If all goes well, a robot craft aboard a rocket will rendezvous with an asteroid next July, swooping close to its surface. But more astounding than where it's going is how it's getting there, reports CBS News Correspondent Bill Whitaker.
"Back in the late 60's, there was actually a Star Trek episode where they referred to an ion propulsion system," recalls Ralph Basilio of the Jet Propulsion Laboratory.
Ions are electrically charged particles. In this case, charged particles of xenon, the gas used in flash bulbs. The particles are spewed out the back creating an almost imperceptible thrust that builds to tremendous speed over time. It is one of a dozen untried technologies on Deep Space 1 that NASA hopes one day will make space treks easier and cheaper.
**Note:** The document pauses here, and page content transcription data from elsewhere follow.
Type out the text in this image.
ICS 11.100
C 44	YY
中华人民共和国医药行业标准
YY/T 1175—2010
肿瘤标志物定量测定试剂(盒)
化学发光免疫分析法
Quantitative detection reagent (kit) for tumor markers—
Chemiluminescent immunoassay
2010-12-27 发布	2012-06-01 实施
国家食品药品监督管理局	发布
"You'll be able to develop lighter weight spacecrafts in the future, less expensive to use and operate," says Basilio.
Space exploration on a shoestring. That, under the microscope, is one of the next missions to Mars. It's called Deep Space 2, with an estimated cost of $29 million, which is extremely cheap by NASA standards. The two robot-probes will search for water in Martian soil.
NASA's goal these days is to be faster, better, and cheaper. And for this mission it should add smaller. This is the smallest system ever launched by NASA. The whole thing is about the size of a large grapefruit. And this cylinder, no bigger than a salt shaker, houses the brain, the power, and all the scientific instruments.
To save money, the probes will hitchhike on another Mars-bound craft, then crash to the surface at more than 400 miles-per-hour, saving money on re-entry rockets. But can it work?
"Absolutely," says Project Manager Sarah Gavit.
Gavit is one of three women heading up Deep Space 2-the first group of women ever to run a NASA mission. They tested their system by firing the tiny probes out of a cannon-like contraption, and they survived.
"By crashing into the surface of the planet, we will be demonstrating not only a new entry system design, but a means for penetrating the surface of Mars," says Gavit.
NASA hopes eventually to place a lot of little probes on Mars to monitor its climate and seismic activity. The agency insists scaling down on costs doesn't mean scaling back on dreams. It still plans to shoot for the stars, but to just keep the spending down to earth.